Promoting interactions between a diverse student body is one of the biggest issues universities face when it comes to diversity because students come ill-equipped to engage in these discussions, a leading scholar on race and ethnicity told a TCU audience Tuesday night.
Dr. Albert Camarillo, the founding director of the Center for Comparative Studies in Race and Ethnicity at Stanford from 1996 until 2002, was the keynote speaker for the debut of the Comparative Race and Ethnic Studies (CRES) Program.
“We still are segregated residentially for the most part, so when you pour people from diverse backgrounds onto a college campus, they don’t have these skills,” he said.
Camarillo is recognized as a founding scholar in Mexican-American history and Chicano studies. His lecture, “Why Diversity Matters: Farther to Go,” contextualized the history of diversity and defined it as a celebration of diversity in a democratic society.
“We’ll be better Americans for [being functionally diverse], we’ll be a better society for it…” Camarillo said. “Maybe there will be less division in America, maybe we’ll get closer to being that society that has greater unity.”

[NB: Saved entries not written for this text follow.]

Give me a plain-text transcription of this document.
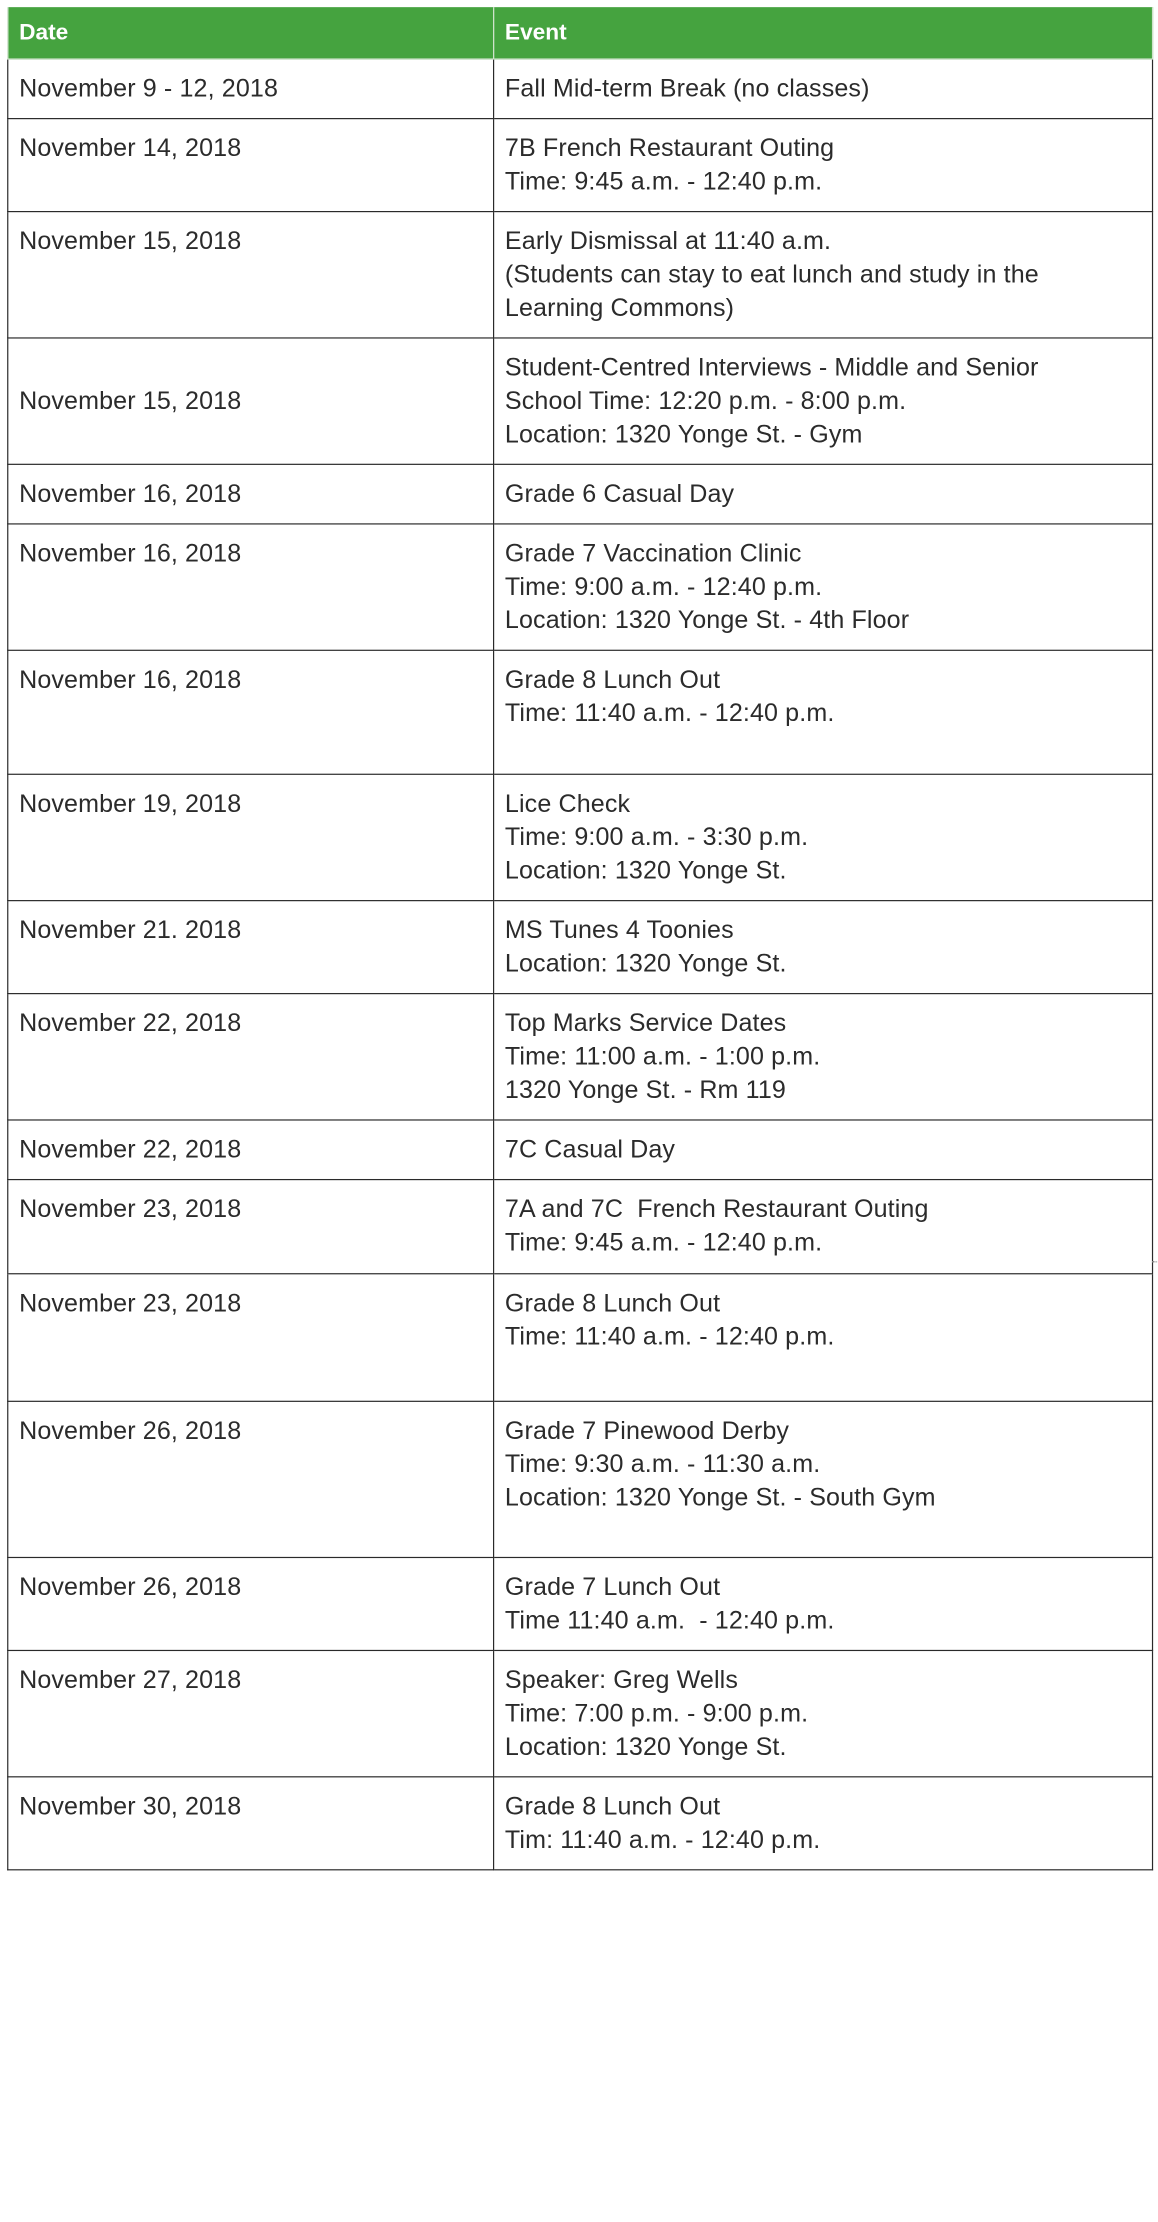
Date	Event
November 9 - 12, 2018	Fall Mid-term Break (no classes)

November 14, 2018	7B French Restaurant Outing
Time: 9:45 a.m. - 12:40 p.m.

November 15, 2018	Early Dismissal at 11:40 a.m.
(Students can stay to eat lunch and study in the
Learning Commons)

November 15, 2018	Student-Centred Interviews - Middle and Senior
School Time: 12:20 p.m. - 8:00 p.m.
Location: 1320 Yonge St. - Gym

November 16, 2018	Grade 6 Casual Day

November 16, 2018	Grade 7 Vaccination Clinic
Time: 9:00 a.m. - 12:40 p.m.
Location: 1320 Yonge St. - 4th Floor

November 16, 2018	Grade 8 Lunch Out
Time: 11:40 a.m. - 12:40 p.m.

November 19, 2018	Lice Check
Time: 9:00 a.m. - 3:30 p.m.
Location: 1320 Yonge St.

November 21. 2018	MS Tunes 4 Toonies
Location: 1320 Yonge St.

November 22, 2018	Top Marks Service Dates
Time: 11:00 a.m. - 1:00 p.m.
1320 Yonge St. - Rm 119

November 22, 2018	7C Casual Day

November 23, 2018	7A and 7C  French Restaurant Outing
Time: 9:45 a.m. - 12:40 p.m.

November 23, 2018	Grade 8 Lunch Out
Time: 11:40 a.m. - 12:40 p.m.

November 26, 2018	Grade 7 Pinewood Derby
Time: 9:30 a.m. - 11:30 a.m.
Location: 1320 Yonge St. - South Gym

November 26, 2018	Grade 7 Lunch Out
Time 11:40 a.m.  - 12:40 p.m.

November 27, 2018	Speaker: Greg Wells
Time: 7:00 p.m. - 9:00 p.m.
Location: 1320 Yonge St.

November 30, 2018	Grade 8 Lunch Out
Tim: 11:40 a.m. - 12:40 p.m.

His campus visit, which included classroom conversation and a lunch with faculty, was hosted by CRES along with support from the Addran College of Liberal Arts, John V. Roach Honors College, Center for Public Education and Women & Gender Studies.
CRES will offer a major, minor or emphasis in comparative race and ethnic studies come fall.
Assistant Professor of History and CRES board member Max Krochmal and Associate Professor of Religion and Ethics Melanie Harris met Camarillo when they visited California to explore curriculums for a CRES program.
Camarillo said the center at Stanford was started after student protests sparked interest in ethnic studies at the same time faculty were discussing comparative ethnic studies programs.
Similarly, student interest in more classes focused on subjects related to race and culture prompted Krochmal to look into CRES curriculums for TCU’s campus.
He said Camarillo was invited with the hope that he would bring a fresh viewpoint to campus.
“I’m excited that [the lecture] presents an alternate perspective from what is more often presented on our campus,” Krochmal said.
Sophomore communication studies and theatre major Brandy Tutein said she enjoyed the lecture because it was a unique presentation on the topic.
“I’ve heard a lot about diversity before and I thought it was going to be a lot of the same rhetoric I’ve heard over and over again… but I learned a lot more than I expected to,” Tutein said.
Programs like CRES are implemented in hopes of starting difficult discussions like those Camarillo repeatedly urged students to engage in.
Chief Inclusion Officer Darron Turner said lectures should not be seen as the sole answer to creating an inclusive campus, but they are a catalyst for these uncomfortable conversations.
“We have to be careful we don’t see lectures as the answer,” Turner said. “I think it is one of the solutions in terms of getting people to have a conversation with each other.”
Turner said tackling these tough discussions was one of the biggest obstacles TCU still faces in terms of diversity and inclusion.
“We’re a friendly campus but… we need to challenge uncomfortable conversations in ways which are going to make us grow, uncomfortable at first, but grow all the same,” Turner said.
Minority students make up 28.1 percent of TCU’s undergraduate population.
Camarillo ended the lecture by addressing undergraduates specifically. He challenged the students to go out and gain the tools, such as CRES courses, “to construct a better functional diverse society.”
“Undergraduates, it is up to you, it is in your hands,” he said. “You are the leaders of the next generation. Where this society goes, you will take it.”